Stability and sensitivity of differential protection (87) have been a topic of continuing interest for protection and control (P&C) engineers over the years. The misoperation of 87 function due to CT saturation, incorrect vector matching, incorrect current ratio and zero sequence current compensation are the usual challenges in a differential scheme. In differential protection schemes, such as transformer differential (87T) and low impedance bus differential (87B), loss of one of the contributing CTs may result in misoperation, especially under system normal condition or out-of-zone fault conditions.
Several mitigation techniques have been developed over the years to improve the stability of differential protection without compromising the sensitivity of protection to clear a fault within the protected zone.

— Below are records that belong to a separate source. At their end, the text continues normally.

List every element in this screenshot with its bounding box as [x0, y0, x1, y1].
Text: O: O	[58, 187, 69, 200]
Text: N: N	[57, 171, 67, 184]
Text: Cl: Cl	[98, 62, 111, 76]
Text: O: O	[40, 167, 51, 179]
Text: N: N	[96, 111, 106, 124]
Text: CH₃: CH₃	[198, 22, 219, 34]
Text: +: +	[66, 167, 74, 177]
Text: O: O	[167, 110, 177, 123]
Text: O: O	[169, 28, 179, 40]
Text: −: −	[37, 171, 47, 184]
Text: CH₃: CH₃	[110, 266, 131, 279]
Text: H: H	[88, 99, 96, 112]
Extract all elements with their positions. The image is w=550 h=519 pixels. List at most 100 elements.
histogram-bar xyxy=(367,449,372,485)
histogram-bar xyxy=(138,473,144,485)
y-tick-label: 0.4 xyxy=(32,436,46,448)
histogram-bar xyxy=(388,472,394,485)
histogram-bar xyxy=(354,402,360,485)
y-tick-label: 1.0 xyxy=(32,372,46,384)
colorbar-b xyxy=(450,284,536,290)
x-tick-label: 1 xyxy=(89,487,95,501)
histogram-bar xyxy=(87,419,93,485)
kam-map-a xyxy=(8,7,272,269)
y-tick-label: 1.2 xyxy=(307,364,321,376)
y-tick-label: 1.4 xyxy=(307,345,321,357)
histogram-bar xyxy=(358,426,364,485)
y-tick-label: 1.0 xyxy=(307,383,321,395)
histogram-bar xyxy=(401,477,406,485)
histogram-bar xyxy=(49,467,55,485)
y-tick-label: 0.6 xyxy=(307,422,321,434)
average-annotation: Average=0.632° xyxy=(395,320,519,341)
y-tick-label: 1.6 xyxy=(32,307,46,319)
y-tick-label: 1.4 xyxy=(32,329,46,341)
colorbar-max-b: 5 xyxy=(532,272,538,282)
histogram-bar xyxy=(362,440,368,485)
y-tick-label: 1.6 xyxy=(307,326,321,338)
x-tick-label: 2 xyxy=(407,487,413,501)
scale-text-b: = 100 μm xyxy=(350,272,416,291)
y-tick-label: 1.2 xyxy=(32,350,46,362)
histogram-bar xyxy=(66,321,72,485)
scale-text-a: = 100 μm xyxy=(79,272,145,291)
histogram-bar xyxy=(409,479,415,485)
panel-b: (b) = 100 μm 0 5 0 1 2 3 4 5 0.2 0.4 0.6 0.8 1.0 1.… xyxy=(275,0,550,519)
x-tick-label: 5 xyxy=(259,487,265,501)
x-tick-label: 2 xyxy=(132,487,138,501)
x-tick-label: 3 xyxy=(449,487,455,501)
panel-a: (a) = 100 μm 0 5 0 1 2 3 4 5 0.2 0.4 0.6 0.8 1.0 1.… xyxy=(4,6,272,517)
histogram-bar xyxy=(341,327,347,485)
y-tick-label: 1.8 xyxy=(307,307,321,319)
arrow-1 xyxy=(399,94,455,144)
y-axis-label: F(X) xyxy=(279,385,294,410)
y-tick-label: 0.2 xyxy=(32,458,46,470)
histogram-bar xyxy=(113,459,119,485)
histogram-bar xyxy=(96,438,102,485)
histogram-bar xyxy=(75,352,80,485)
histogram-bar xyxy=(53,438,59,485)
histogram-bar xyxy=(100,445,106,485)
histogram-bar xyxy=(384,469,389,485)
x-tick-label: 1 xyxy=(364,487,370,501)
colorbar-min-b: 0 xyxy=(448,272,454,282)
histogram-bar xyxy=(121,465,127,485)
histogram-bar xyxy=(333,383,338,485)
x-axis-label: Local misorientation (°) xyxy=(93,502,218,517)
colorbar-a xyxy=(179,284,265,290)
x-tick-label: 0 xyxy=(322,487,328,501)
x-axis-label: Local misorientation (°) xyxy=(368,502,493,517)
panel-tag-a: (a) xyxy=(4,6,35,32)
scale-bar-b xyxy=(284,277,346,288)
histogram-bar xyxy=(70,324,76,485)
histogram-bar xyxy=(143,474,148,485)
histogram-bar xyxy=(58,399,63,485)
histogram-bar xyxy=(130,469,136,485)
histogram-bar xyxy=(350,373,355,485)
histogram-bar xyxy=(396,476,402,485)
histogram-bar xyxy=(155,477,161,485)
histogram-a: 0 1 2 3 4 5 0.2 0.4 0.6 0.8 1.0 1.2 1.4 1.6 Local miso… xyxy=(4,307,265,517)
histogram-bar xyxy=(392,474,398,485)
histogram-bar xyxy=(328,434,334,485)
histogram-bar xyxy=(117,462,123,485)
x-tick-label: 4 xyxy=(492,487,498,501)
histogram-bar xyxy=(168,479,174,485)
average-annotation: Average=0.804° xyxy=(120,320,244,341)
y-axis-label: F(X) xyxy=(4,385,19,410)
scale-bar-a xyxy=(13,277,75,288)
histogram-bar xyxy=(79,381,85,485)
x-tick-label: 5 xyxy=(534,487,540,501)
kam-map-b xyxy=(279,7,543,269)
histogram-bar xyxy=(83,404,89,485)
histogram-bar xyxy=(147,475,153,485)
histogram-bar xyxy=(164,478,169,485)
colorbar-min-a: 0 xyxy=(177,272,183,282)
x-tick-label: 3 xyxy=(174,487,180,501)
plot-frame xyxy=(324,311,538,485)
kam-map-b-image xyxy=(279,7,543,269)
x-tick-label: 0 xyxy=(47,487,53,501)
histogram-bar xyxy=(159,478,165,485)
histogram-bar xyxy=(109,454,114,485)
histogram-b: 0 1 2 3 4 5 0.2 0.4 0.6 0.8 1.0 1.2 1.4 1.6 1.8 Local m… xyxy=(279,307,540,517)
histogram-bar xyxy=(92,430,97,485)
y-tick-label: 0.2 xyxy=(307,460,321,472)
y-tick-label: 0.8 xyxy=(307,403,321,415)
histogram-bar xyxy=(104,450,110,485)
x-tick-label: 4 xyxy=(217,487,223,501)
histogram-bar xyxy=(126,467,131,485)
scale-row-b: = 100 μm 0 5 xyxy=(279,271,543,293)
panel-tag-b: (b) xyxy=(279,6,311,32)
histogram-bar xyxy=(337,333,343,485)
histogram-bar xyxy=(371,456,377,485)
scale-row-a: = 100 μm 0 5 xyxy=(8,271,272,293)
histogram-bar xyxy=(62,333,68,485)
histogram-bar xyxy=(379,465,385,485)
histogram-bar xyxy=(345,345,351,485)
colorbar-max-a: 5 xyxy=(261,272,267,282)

These mitigation techniques are equally valid in a digital substation. However, there is a new element to be considered to ensure the stability of 87 function in a digital substation. In the digital substation
architecture, the analog current measurements from the current transformers (CT) are digitized using the substation merging units (SMU). The sampled values (SV) from the SMU are fed to the 87-protection algorithm for monitoring and protecting the equipment within the zone of protection. Furthermore, the SV streams are time synchronized to a precision clock with microsecond accuracy per IEEE 1588 PTP
standard. One of the major benefits of IEC 61850 standards based digital substation design is the ability to continuously monitor the health and availability of the SMU, protection functions and the redundant communication network. Any component failure is immediately detected, and alarms are generated to proactively notify the operator.
How should the 87-function behave in the event of bad quality of an SV data stream or in the event of a loss of time synchronization should be a matter of careful consideration during P&C scheme design. In a digital substation differential protection scheme, the loss of any contributing MU causes the same outcome as losing a contributing CT. Therefore, adequate mitigation and back up protection scheme need to be included in the P&C design. This paper discusses the strategies implemented in a real world 345kV/34.5kV digital substation P&C scheme design to provide adequate protection to the power transformer and the substation busbar.